How to Make Vegetarian Buttermilk Fried Chicken (Traditional & Healthy Version)
Vegetarian Buttermilk Fried Chicken is a creative Malaysian twist on a beloved classic, reimagined for those who prefer plant-based options or are looking for a lighter, health-focused meal. Inspired by Malaysia’s multicultural cuisine, this recipe uses locally available spices and herbs like daun kari (curry leaves) and cili padi (bird’s eye chili) to infuse the dish with authentic Malaysian flavors. Instead of chicken, firm tofu or tempeh stands in as a hearty, protein-rich base, marinated in creamy buttermilk (or vegan buttermilk) and coated with a spiced, crispy breading. The dish strikes a balance between the comforting richness of traditional buttermilk fried chicken and the vibrant, aromatic notes of Malaysian cooking. It’s perfect for both vegetarians and anyone seeking a healthier alternative, as it’s shallow-fried using minimal oil and relies on wholesome ingredients. Enjoyed across Malaysia in cafes and homes alike, this meatless version offers all the flavor and crunch you’d expect, but in a lighter, guilt-free package. Serve it with a side of fresh ulam (herbs) or a tangy salad for a complete, nourishing meal.
Ingredients
- 400g Firm tofu or tempeh (substitute for chicken, high protein)
- 1 cup Low-fat buttermilk or vegan buttermilk (santan + lemon) (for marinating)
- 1/2 cup Whole wheat flour (for coating)
- 2 tbsp Cornstarch (for extra crispiness)
- 10 Daun kari (curry leaves) (fresh, chopped)
- 2 Cili padi (bird’s eye chili) (finely sliced, adjust to taste)
- 2 cloves Garlic (minced)
- 1 stalk Lemongrass (white part only, finely chopped)
- 1/2 tsp Salt
- 1/4 tsp Black pepper (freshly ground)
- 2 tbsp Cooking oil (for shallow frying)
Step-by-step instructions
Step 1 · Slice the firm tofu or tempeh into 1
Slice the firm tofu or tempeh into 1.5cm thick strips or bite-sized pieces. Pat dry to remove excess moisture.
Step 2 · In a bowl
In a bowl, combine buttermilk (or santan + lemon for vegan) with minced garlic, chopped lemongrass, half the daun kari, salt, and black pepper. Add in sliced cili padi if using.

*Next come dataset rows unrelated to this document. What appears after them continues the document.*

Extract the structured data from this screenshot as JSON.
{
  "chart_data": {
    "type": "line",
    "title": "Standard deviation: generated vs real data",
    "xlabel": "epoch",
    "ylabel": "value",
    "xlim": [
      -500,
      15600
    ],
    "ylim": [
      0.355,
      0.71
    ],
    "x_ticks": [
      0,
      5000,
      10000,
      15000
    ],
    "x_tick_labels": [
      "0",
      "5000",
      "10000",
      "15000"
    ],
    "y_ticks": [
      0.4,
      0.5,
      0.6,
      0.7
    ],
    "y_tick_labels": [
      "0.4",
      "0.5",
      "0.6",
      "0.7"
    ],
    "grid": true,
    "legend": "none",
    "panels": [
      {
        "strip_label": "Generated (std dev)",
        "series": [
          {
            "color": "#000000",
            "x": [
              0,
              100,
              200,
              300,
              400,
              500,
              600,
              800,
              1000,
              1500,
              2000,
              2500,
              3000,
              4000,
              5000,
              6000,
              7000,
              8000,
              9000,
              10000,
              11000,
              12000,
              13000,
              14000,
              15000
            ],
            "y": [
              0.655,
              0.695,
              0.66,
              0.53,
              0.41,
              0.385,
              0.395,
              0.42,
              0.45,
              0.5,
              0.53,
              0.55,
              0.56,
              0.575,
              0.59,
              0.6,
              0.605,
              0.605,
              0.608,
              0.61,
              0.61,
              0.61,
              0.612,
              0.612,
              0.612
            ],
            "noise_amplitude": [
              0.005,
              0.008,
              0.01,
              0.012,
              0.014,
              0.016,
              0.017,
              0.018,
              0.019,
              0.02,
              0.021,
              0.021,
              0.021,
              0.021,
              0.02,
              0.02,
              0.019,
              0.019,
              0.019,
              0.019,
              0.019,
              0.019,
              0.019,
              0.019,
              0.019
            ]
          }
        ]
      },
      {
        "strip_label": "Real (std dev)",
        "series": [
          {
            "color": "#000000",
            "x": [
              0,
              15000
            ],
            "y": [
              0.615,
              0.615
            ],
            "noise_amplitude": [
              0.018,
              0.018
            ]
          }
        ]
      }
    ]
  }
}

Step 3 · Add the tofu/tempeh pieces to the marinade
Add the tofu/tempeh pieces to the marinade, ensuring they’re evenly coated. Cover and refrigerate for at least 10 minutes.
Step 4 · Mix whole wheat flour and cornstarch in a shallow plate
Mix whole wheat flour and cornstarch in a shallow plate. Dredge each marinated tofu/tempeh piece in the flour mixture, shaking off excess.
Step 5 · Heat the oil in a non-stick pan over medium heat
Heat the oil in a non-stick pan over medium heat. Add remaining daun kari to the oil for fragrance, then fry tofu/tempeh in batches until golden and crispy, about 3-4 minutes per side.
Step 6 · Drain the fried pieces on a paper towel to remove excess oil
Drain the fried pieces on a paper towel to remove excess oil. Serve hot with a side of ulam or salad.
Why this recipe is healthy
By replacing chicken with tofu or tempeh, this recipe caters to vegetarians and those seeking heart-healthy, lower-calorie alternatives. Using whole wheat flour increases fiber intake, aiding digestion and satiety, while shallow frying reduces unnecessary fat. Local aromatics not only enhance flavor but bring additional health properties. This Buttermilk Fried Chicken is a smart choice for anyone tracking calories or aiming for balanced nutrition without compromising on taste.
A note on tradition
Malaysian Buttermilk Fried Chicken, while inspired by Western-style fried chicken, has become a local favorite, especially with the addition of daun kari, cili padi, and lemongrass, reflecting Malaysia’s unique culinary identity. Vegetarian adaptations are popular among health-conscious Malaysians and those observing meatless diets, especially during special observances or vegetarian festivals. The dish is commonly enjoyed in both urban and rural settings, often as a special lunch treat or café meal.